There are two branches of this discussion. There's the political and the personal.
It's been seven years for me. I didn't do this because I wanted to be a vegetarian. I think full-time veganism is not that necessary or desirable. But the writing on the wall was that plant-based diets were going to be the way to eat, and what also happened was that the link between industrial agriculture and climate change became more clear. I saw what many people saw.
And then there's the personal side. Those of us who eat standard American diets get bad health, and this is inarguable as well. This has to do with being reasonable and non-dogmatic. Any smart traditional diet that emphasizes plants over everything else and rejects junk as food will work.
It seems to me the biggest challenge isn't in eating, it's cooking. People don't cook. Yet once you have more control over how the food you eat is made, it's a lot easier to make smarter choices.
I get that there are people who don’t have access to food and people who work really hard, and have a really good excuse not to cook. We can't with one statement address everybody's issues. But there are plenty of people who have time to cook but don’t. There could be much more support for that in society at large. As I said in the first book, anyone can cook -- and most people should.
I was drawn to VB6 because it was about a way of life rather than a diet. We're living in a diet-obsessed nation.
What I've been saying is that dieting is about deprivation. And this, at least in the beginning, is more about delayed gratification. You're unlikely to see so-called results in a week, and the other thing is that if you want to see results you will be have to be pretty strict. But one needs to be non-dogmatic or one is going to freak out and say, "This isn't working for me," and give up.
It's hard to convince people to be moderate. We hear, "You can only eat this way and if you go off, you're bad." With this, if you go off it, don’t worry. But live mostly that way forever. That doesn't mean that if you're dying for a slice of pizza you don’t have it; it means that’s not your everyday.
How does the new book different from the first "VB6"?
The first book is more philosophy; this is more pragmatic. We have more of the treat recipes.

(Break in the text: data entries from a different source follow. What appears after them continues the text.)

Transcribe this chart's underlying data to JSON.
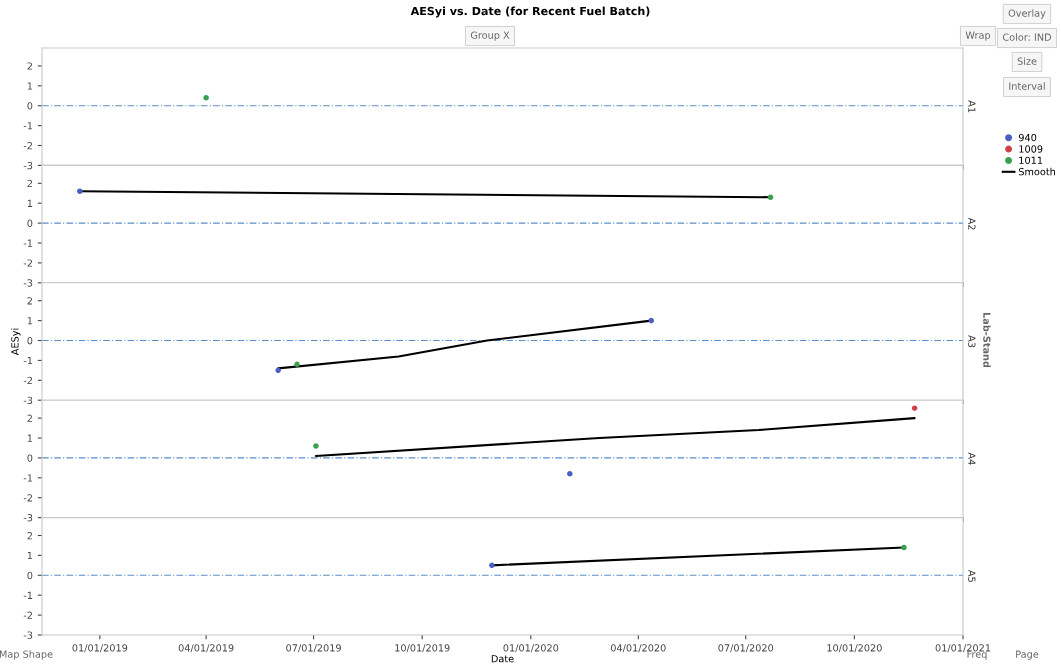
{
  "chart_data": [
    {
      "type": "scatter",
      "title": "AESyi vs. Date (for Recent Fuel Batch)",
      "annotations": [
        "A1",
        "Group X",
        "Wrap",
        "Overlay",
        "Color: IND",
        "Size",
        "Interval",
        "Lab-Stand",
        "Map Shape",
        "Freq",
        "Page"
      ],
      "series": [
        {
          "type": "scatter",
          "marker": "circle",
          "color": "#3aa050",
          "x": [
            "2019-04-01"
          ],
          "values": [
            0.4
          ]
        }
      ],
      "xlim": [
        "2018-11-13",
        "2021-01-01"
      ],
      "xticks": [
        {
          "value": "2019-01-01",
          "label": null
        },
        {
          "value": "2019-04-01",
          "label": null
        },
        {
          "value": "2019-07-01",
          "label": null
        },
        {
          "value": "2019-10-01",
          "label": null
        },
        {
          "value": "2020-01-01",
          "label": null
        },
        {
          "value": "2020-04-01",
          "label": null
        },
        {
          "value": "2020-07-01",
          "label": null
        },
        {
          "value": "2020-10-01",
          "label": null
        },
        {
          "value": "2021-01-01",
          "label": null
        }
      ],
      "ylim": [
        -3,
        2.9
      ],
      "yticks": [
        -3,
        -2,
        -1,
        0,
        1,
        2
      ],
      "ref_lines": [
        {
          "axis": "y",
          "value": 0,
          "color": "#5b8fc7",
          "line_style": "dashed"
        }
      ],
      "tick_labels": "y"
    },
    {
      "type": "scatter",
      "annotations": [
        "A2"
      ],
      "series": [
        {
          "type": "scatter",
          "marker": "circle",
          "color": "#4a5fc1",
          "x": [
            "2018-12-15"
          ],
          "values": [
            1.6
          ]
        },
        {
          "type": "scatter",
          "marker": "circle",
          "color": "#3aa050",
          "x": [
            "2020-07-22"
          ],
          "values": [
            1.3
          ]
        },
        {
          "type": "line",
          "color": "#000000",
          "x": [
            "2018-12-15",
            "2020-07-22"
          ],
          "values": [
            1.6,
            1.3
          ]
        }
      ],
      "xlim": [
        "2018-11-13",
        "2021-01-01"
      ],
      "xticks": [
        {
          "value": "2019-01-01",
          "label": null
        },
        {
          "value": "2019-04-01",
          "label": null
        },
        {
          "value": "2019-07-01",
          "label": null
        },
        {
          "value": "2019-10-01",
          "label": null
        },
        {
          "value": "2020-01-01",
          "label": null
        },
        {
          "value": "2020-04-01",
          "label": null
        },
        {
          "value": "2020-07-01",
          "label": null
        },
        {
          "value": "2020-10-01",
          "label": null
        },
        {
          "value": "2021-01-01",
          "label": null
        }
      ],
      "ylim": [
        -3,
        2.9
      ],
      "yticks": [
        -3,
        -2,
        -1,
        0,
        1,
        2
      ],
      "ref_lines": [
        {
          "axis": "y",
          "value": 0,
          "color": "#5b8fc7",
          "line_style": "dashed"
        }
      ],
      "tick_labels": "y"
    },
    {
      "type": "scatter",
      "annotations": [
        "A3"
      ],
      "ylabel": "AESyi",
      "series": [
        {
          "type": "scatter",
          "marker": "circle",
          "color": "#4a5fc1",
          "x": [
            "2019-06-01",
            "2020-04-12"
          ],
          "values": [
            -1.5,
            1.0
          ]
        },
        {
          "type": "scatter",
          "marker": "circle",
          "color": "#3aa050",
          "x": [
            "2019-06-17"
          ],
          "values": [
            -1.2
          ]
        },
        {
          "type": "line",
          "color": "#000000",
          "x": [
            "2019-06-01",
            "2019-09-11",
            "2019-11-25",
            "2020-04-12"
          ],
          "values": [
            -1.4,
            -0.8,
            0.0,
            1.0
          ]
        }
      ],
      "xlim": [
        "2018-11-13",
        "2021-01-01"
      ],
      "xticks": [
        {
          "value": "2019-01-01",
          "label": null
        },
        {
          "value": "2019-04-01",
          "label": null
        },
        {
          "value": "2019-07-01",
          "label": null
        },
        {
          "value": "2019-10-01",
          "label": null
        },
        {
          "value": "2020-01-01",
          "label": null
        },
        {
          "value": "2020-04-01",
          "label": null
        },
        {
          "value": "2020-07-01",
          "label": null
        },
        {
          "value": "2020-10-01",
          "label": null
        },
        {
          "value": "2021-01-01",
          "label": null
        }
      ],
      "ylim": [
        -3,
        2.9
      ],
      "yticks": [
        -3,
        -2,
        -1,
        0,
        1,
        2
      ],
      "ref_lines": [
        {
          "axis": "y",
          "value": 0,
          "color": "#5b8fc7",
          "line_style": "dashed"
        }
      ],
      "tick_labels": "y"
    },
    {
      "type": "scatter",
      "annotations": [
        "A4"
      ],
      "legend": "right",
      "series": [
        {
          "name": "940",
          "type": "scatter",
          "marker": "circle",
          "color": "#4a5fc1",
          "x": [
            "2020-02-03"
          ],
          "values": [
            -0.8
          ]
        },
        {
          "name": "1009",
          "type": "scatter",
          "marker": "circle",
          "color": "#d0404a",
          "x": [
            "2020-11-21"
          ],
          "values": [
            2.5
          ]
        },
        {
          "name": "1011",
          "type": "scatter",
          "marker": "circle",
          "color": "#3aa050",
          "x": [
            "2019-07-03"
          ],
          "values": [
            0.6
          ]
        },
        {
          "name": "Smooth",
          "type": "line",
          "color": "#000000",
          "x": [
            "2019-07-03",
            "2020-02-28",
            "2020-07-12",
            "2020-11-21"
          ],
          "values": [
            0.1,
            1.0,
            1.4,
            2.0
          ]
        }
      ],
      "xlim": [
        "2018-11-13",
        "2021-01-01"
      ],
      "xticks": [
        {
          "value": "2019-01-01",
          "label": null
        },
        {
          "value": "2019-04-01",
          "label": null
        },
        {
          "value": "2019-07-01",
          "label": null
        },
        {
          "value": "2019-10-01",
          "label": null
        },
        {
          "value": "2020-01-01",
          "label": null
        },
        {
          "value": "2020-04-01",
          "label": null
        },
        {
          "value": "2020-07-01",
          "label": null
        },
        {
          "value": "2020-10-01",
          "label": null
        },
        {
          "value": "2021-01-01",
          "label": null
        }
      ],
      "ylim": [
        -3,
        2.9
      ],
      "yticks": [
        -3,
        -2,
        -1,
        0,
        1,
        2
      ],
      "ref_lines": [
        {
          "axis": "y",
          "value": 0,
          "color": "#5b8fc7",
          "line_style": "dashed"
        }
      ],
      "tick_labels": "y"
    },
    {
      "type": "scatter",
      "annotations": [
        "A5"
      ],
      "xlabel": "Date",
      "series": [
        {
          "type": "scatter",
          "marker": "circle",
          "color": "#4a5fc1",
          "x": [
            "2019-11-29"
          ],
          "values": [
            0.5
          ]
        },
        {
          "type": "scatter",
          "marker": "circle",
          "color": "#3aa050",
          "x": [
            "2020-11-12"
          ],
          "values": [
            1.4
          ]
        },
        {
          "type": "line",
          "color": "#000000",
          "x": [
            "2019-11-29",
            "2020-11-12"
          ],
          "values": [
            0.5,
            1.4
          ]
        }
      ],
      "xlim": [
        "2018-11-13",
        "2021-01-01"
      ],
      "xticks": [
        {
          "value": "2019-01-01",
          "label": "01/01/2019"
        },
        {
          "value": "2019-04-01",
          "label": "04/01/2019"
        },
        {
          "value": "2019-07-01",
          "label": "07/01/2019"
        },
        {
          "value": "2019-10-01",
          "label": "10/01/2019"
        },
        {
          "value": "2020-01-01",
          "label": "01/01/2020"
        },
        {
          "value": "2020-04-01",
          "label": "04/01/2020"
        },
        {
          "value": "2020-07-01",
          "label": "07/01/2020"
        },
        {
          "value": "2020-10-01",
          "label": "10/01/2020"
        },
        {
          "value": "2021-01-01",
          "label": "01/01/2021"
        }
      ],
      "ylim": [
        -3,
        2.9
      ],
      "yticks": [
        -3,
        -2,
        -1,
        0,
        1,
        2
      ],
      "ref_lines": [
        {
          "axis": "y",
          "value": 0,
          "color": "#5b8fc7",
          "line_style": "dashed"
        }
      ]
    }
  ]
}
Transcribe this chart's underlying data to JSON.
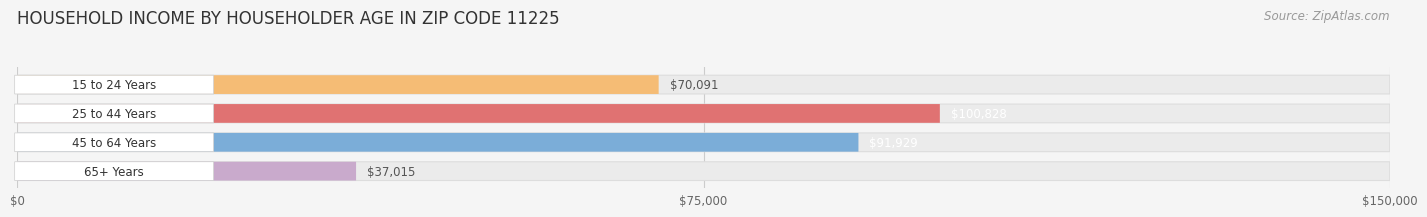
{
  "title": "HOUSEHOLD INCOME BY HOUSEHOLDER AGE IN ZIP CODE 11225",
  "source": "Source: ZipAtlas.com",
  "categories": [
    "15 to 24 Years",
    "25 to 44 Years",
    "45 to 64 Years",
    "65+ Years"
  ],
  "values": [
    70091,
    100828,
    91929,
    37015
  ],
  "bar_colors": [
    "#F5BC75",
    "#E07272",
    "#7BADD8",
    "#C9AACC"
  ],
  "value_label_colors": [
    "#555555",
    "#ffffff",
    "#ffffff",
    "#555555"
  ],
  "value_labels": [
    "$70,091",
    "$100,828",
    "$91,929",
    "$37,015"
  ],
  "xlim": [
    0,
    150000
  ],
  "xtick_values": [
    0,
    75000,
    150000
  ],
  "xtick_labels": [
    "$0",
    "$75,000",
    "$150,000"
  ],
  "bg_color": "#f5f5f5",
  "bar_bg_color": "#ebebeb",
  "cat_label_bg": "#ffffff",
  "title_fontsize": 12,
  "source_fontsize": 8.5,
  "bar_height": 0.65,
  "n_bars": 4
}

The recipes that are not vegan are in a way the most important, because the whole diet is about: Yes, you can eat the stuff you want to eat; you're just going to eat in different proportions. And the vegan recipes are totally cool. Everybody -- including me -- whenever some new fake meat substitute comes along, we pounce on it. Look at the advances in making fake mayo -- I've been making it for 20 years. All ground meat is just bits of fat and protein -- that’s what you do with tofu. This stuff is not revolutionary. It’s just a matter of telling people about it.